Pierwsze szczepienie na Pomorzu odbyło się w niedzielę chwilę po godzinie 12:00. Tzw. pacjentką zero okazała się Małgorzata Sobania, pielęgniarka epidemiologiczna z Pomorskiego Centrum Chorób Zakaźnych i Gruźlicy w Gdańsku. – Czuję się doskonale i cieszę się, że nareszcie to się udało. Na co dzień pracujemy z pacjentami chorymi na COVID-19 i wiemy, czym może to grozić. Mam nadzieję, że już niebawem, wszyscy moi koledzy, również zostaną zaszczepieni – mówiła kobieta podczas krótkiego briefingu.
W niedziele w Pomorskim Centrum Chorób Zakaźnych i Gruźlicy zaszczepiono łącznie 75 osób.

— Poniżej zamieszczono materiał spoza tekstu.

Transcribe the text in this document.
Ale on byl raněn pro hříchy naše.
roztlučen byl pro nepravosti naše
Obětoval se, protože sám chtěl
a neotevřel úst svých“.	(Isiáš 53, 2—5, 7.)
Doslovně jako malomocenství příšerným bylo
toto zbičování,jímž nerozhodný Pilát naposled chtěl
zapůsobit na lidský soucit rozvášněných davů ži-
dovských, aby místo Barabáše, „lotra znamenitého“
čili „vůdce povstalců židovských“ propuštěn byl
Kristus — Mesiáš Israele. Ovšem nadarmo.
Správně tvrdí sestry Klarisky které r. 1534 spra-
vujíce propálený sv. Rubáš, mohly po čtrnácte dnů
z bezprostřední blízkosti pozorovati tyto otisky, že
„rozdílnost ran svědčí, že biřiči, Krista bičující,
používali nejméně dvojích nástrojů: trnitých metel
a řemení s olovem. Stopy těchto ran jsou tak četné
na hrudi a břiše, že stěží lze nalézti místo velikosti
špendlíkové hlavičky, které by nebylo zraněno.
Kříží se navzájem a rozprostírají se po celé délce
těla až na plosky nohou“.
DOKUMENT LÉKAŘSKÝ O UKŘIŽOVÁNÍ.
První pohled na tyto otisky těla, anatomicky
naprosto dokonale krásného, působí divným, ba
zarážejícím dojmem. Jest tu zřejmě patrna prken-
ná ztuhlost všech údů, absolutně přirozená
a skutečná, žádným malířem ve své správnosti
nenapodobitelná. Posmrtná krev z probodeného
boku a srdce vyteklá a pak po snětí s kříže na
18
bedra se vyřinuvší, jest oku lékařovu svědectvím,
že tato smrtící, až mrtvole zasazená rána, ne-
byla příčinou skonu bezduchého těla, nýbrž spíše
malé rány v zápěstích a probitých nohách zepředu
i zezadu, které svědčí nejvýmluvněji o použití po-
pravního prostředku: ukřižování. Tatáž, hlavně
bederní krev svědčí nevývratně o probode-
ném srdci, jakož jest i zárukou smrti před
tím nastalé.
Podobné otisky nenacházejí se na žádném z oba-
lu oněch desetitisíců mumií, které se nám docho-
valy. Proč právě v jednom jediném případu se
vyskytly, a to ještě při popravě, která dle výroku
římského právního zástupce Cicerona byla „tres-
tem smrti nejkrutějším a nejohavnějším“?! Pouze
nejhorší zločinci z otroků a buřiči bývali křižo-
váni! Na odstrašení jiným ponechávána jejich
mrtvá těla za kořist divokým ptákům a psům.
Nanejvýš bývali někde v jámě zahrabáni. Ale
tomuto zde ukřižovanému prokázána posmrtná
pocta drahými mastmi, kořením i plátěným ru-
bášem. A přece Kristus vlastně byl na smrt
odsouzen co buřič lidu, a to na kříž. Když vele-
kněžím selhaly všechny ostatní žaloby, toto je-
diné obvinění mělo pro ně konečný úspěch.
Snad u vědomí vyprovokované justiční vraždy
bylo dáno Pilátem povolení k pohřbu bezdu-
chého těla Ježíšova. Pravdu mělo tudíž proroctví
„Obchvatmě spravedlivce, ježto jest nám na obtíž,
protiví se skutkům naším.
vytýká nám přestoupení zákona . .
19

– Dla mnie mały zastrzyk, a dla ludzkości naprawdę przełomowe wydarzenie – mówił prof. Tomasz Smiatacz, konsultant wojewódzki chorób zakaźnych. – Dlatego proszę, korzystajcie z tej szansy. Szczepienia to krok w stronę powrotu do normalności. Zarówno w naszym życiu zawodowym jak i prywatnym – dodał profesor, który w niedzielę również poddał się szczepieniu.
W ramach pierwszej tury szczepienia odbędą się również w 7 Szpitalu Marynarki Wojennej na ul. Polanki w Gdańsku, Szpitalu Specjalistycznym w Kościerzynie oraz Wojewódzkim Szpitalu w Słupsku. – Jesteśmy w pełni gotowi i jak tylko szczepionki otrzymamy, przystąpimy do kolejnych szczepień – mówił Dariusz Nałęcz, wiceprezes Szpitali Pomorskich.
Zaszczepieni w niedzielę pacjenci kolejną dawkę otrzymają za dokładnie trzy tygodnie.